Margaret Mungai has received a 2019 Excellence in Undergraduate Research Awards (EURA) given by the Iowa Center for Research by Undergraduates (ICRU). Each year the ICRU awards five EURAs, which includes a $1,000 travel scholarship to a professional development program or event, an ICRU Fellowship for the 2019-2020 academic year, and recognition at a dinner in April hosted by the UI’s Office of the Vice President for Research.
Mungai was nominated by E. Dale Abel, MD, PhD, and Antentor O. Hinton, Jr, PhD, both of whom serve as her mentors in the Abel Lab. Among her growing accomplishments, Mungai is a member of the University of Iowa’s Louis Stokes Alliance for Minority Participation (LSAMP) program, an extension of the Iowa Illinois Nebraska STEM Partnership for Innovation in Research and Education (IINSPIRE). The LSAMP IINSPIRE program provides its student interns a stipend and connects them with a cross-section of mentors—peers, graduate students, and professors. It also requires a commitment of 15 to 20 hours a week working in a research lab on top of her other academic responsibilities. Mungai also received an internship award from the UI’s Summer Health Professions Education Program last year.
In addition to her regular work in the Abel Lab, Mungai has sought coaching in improving her public speaking skills and applied those lessons when she presented her research at a recent national undergraduate conference, the Annual Biomedical Research Conference for Minority Students (ABRCMS) last November in Indianapolis. Mungai presented a poster titled “OPA-1 Deficiency in Skeletal Muscle Increases Mitochondria-ER Contact Formation.”

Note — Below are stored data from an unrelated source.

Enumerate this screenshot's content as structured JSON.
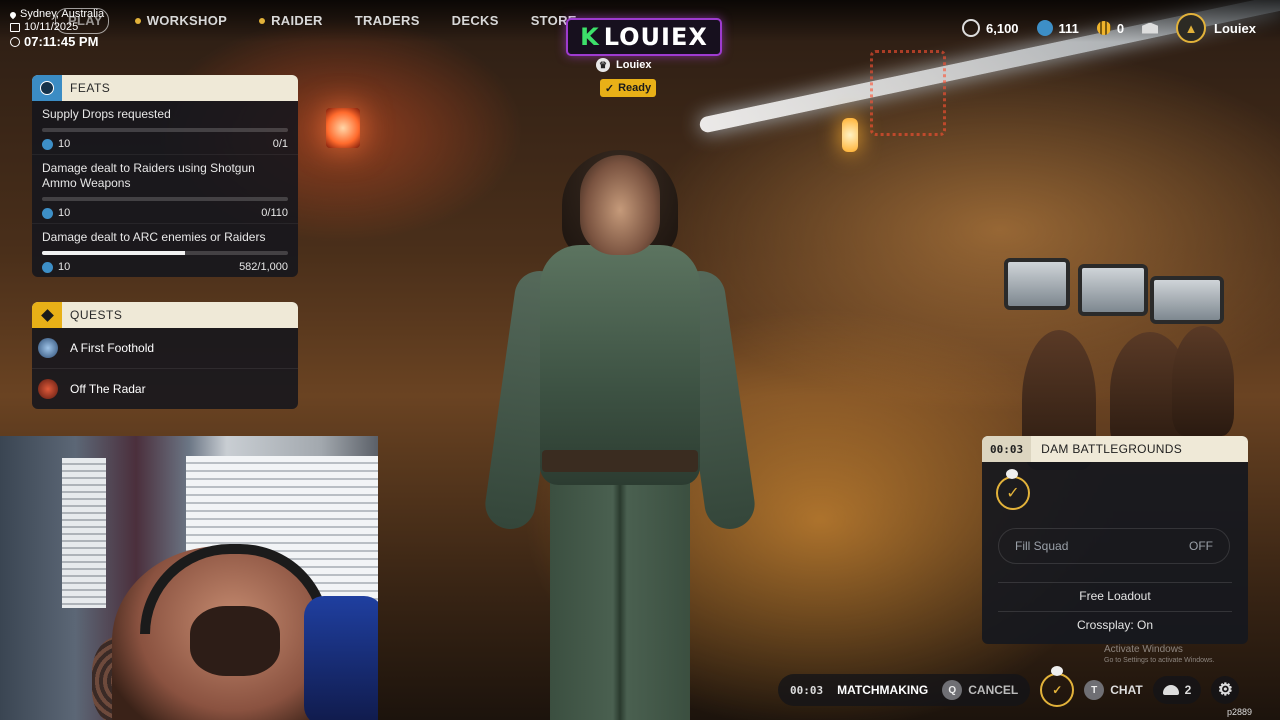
{
  "stream_overlay": {
    "location": "Sydney, Australia",
    "date": "10/11/2025",
    "time": "07:11:45 PM"
  },
  "nav": {
    "play": "PLAY",
    "workshop": "WORKSHOP",
    "raider": "RAIDER",
    "traders": "TRADERS",
    "decks": "DECKS",
    "store": "STORE"
  },
  "logo_text": {
    "k": "K",
    "rest": "LOUIEX"
  },
  "player": {
    "name": "Louiex",
    "status": "Ready"
  },
  "currencies": {
    "coins": "6,100",
    "tokens": "111",
    "credits": "0"
  },
  "account": {
    "username": "Louiex"
  },
  "feats": {
    "title": "FEATS",
    "items": [
      {
        "name": "Supply Drops requested",
        "reward": "10",
        "progress": "0/1",
        "fraction": 0.0
      },
      {
        "name": "Damage dealt to Raiders using Shotgun Ammo Weapons",
        "reward": "10",
        "progress": "0/110",
        "fraction": 0.0
      },
      {
        "name": "Damage dealt to ARC enemies or Raiders",
        "reward": "10",
        "progress": "582/1,000",
        "fraction": 0.582
      }
    ]
  },
  "quests": {
    "title": "QUESTS",
    "items": [
      {
        "name": "A First Foothold"
      },
      {
        "name": "Off The Radar"
      }
    ]
  },
  "matchmaking_card": {
    "timer": "00:03",
    "map": "DAM BATTLEGROUNDS",
    "fill_squad_label": "Fill Squad",
    "fill_squad_value": "OFF",
    "loadout": "Free Loadout",
    "crossplay": "Crossplay: On"
  },
  "windows_watermark": {
    "title": "Activate Windows",
    "sub": "Go to Settings to activate Windows."
  },
  "bottom_bar": {
    "timer": "00:03",
    "status": "MATCHMAKING",
    "cancel_key": "Q",
    "cancel": "CANCEL",
    "chat_key": "T",
    "chat": "CHAT",
    "party_count": "2"
  },
  "build": "p2889",
  "colors": {
    "accent_gold": "#e8b017",
    "feats_blue": "#3b8cc4",
    "panel_header": "#efe9d7"
  }
}
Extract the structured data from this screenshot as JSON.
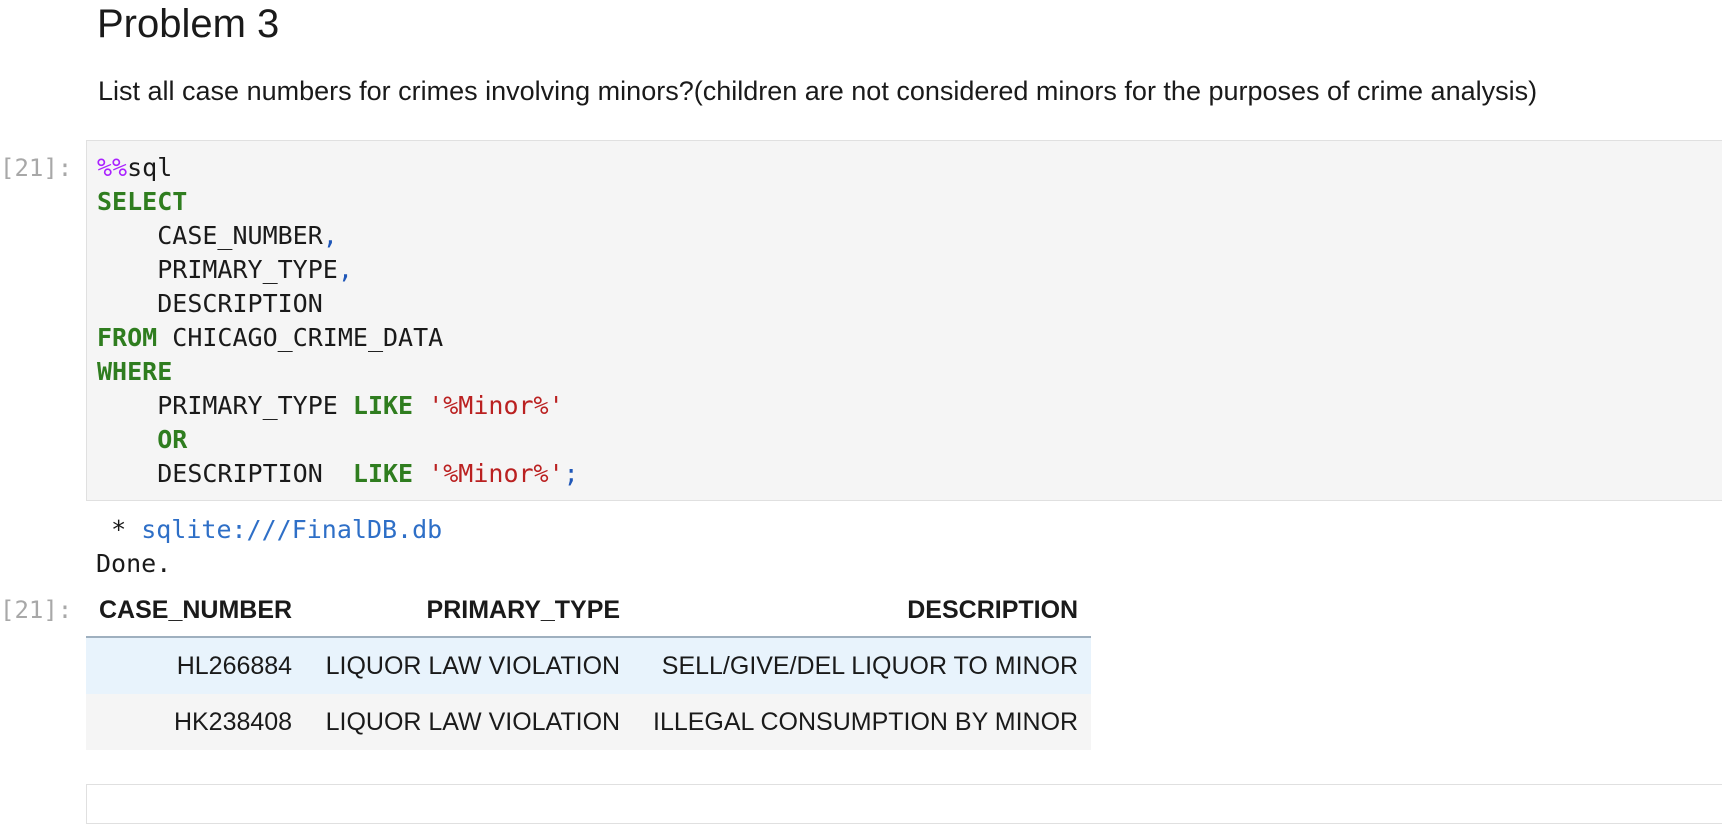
{
  "markdown": {
    "heading": "Problem 3",
    "question": "List all case numbers for crimes involving minors?(children are not considered minors for the purposes of crime analysis)"
  },
  "cell": {
    "input_prompt": "[21]:",
    "output_prompt": "[21]:",
    "code": {
      "magic_prefix": "%%",
      "magic_name": "sql",
      "select_kw": "SELECT",
      "col1": "CASE_NUMBER",
      "col2": "PRIMARY_TYPE",
      "col3": "DESCRIPTION",
      "comma": ",",
      "from_kw": "FROM",
      "table_name": "CHICAGO_CRIME_DATA",
      "where_kw": "WHERE",
      "cond1_col": "PRIMARY_TYPE",
      "like_kw": "LIKE",
      "pattern": "'%Minor%'",
      "or_kw": "OR",
      "cond2_col": "DESCRIPTION",
      "semicolon": ";"
    },
    "output": {
      "bullet": "*",
      "connection": "sqlite:///FinalDB.db",
      "status": "Done."
    },
    "result_table": {
      "headers": [
        "CASE_NUMBER",
        "PRIMARY_TYPE",
        "DESCRIPTION"
      ],
      "rows": [
        [
          "HL266884",
          "LIQUOR LAW VIOLATION",
          "SELL/GIVE/DEL LIQUOR TO MINOR"
        ],
        [
          "HK238408",
          "LIQUOR LAW VIOLATION",
          "ILLEGAL CONSUMPTION BY MINOR"
        ]
      ]
    }
  },
  "colors": {
    "keyword": "#2f7d1f",
    "magic": "#aa22ff",
    "string": "#ba2121",
    "punctuation": "#1f57b8",
    "link": "#2e6fc7",
    "row_highlight": "#e8f3fc",
    "cell_background": "#f5f5f5"
  }
}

In his letter on Mungai’s behalf, Hinton considered himself “fortunate” to be her instructor, calling her “a natural leader” and “an independent thinker” who asks tough questions while also still working as a team player who can “recognize how to motivate others” and how to “find their hidden potential.” Hinton also praised her curiosity and humility and identified her capacity for future achievement. “I have become only more impressed by the wide range of her abilities,” Hinton wrote. “I think that with the proper proper training, she will be a well-accomplished physician-scientist that will also be able to conduct research.”
Congratulations to Ms. Mungai on this remarkable achievement!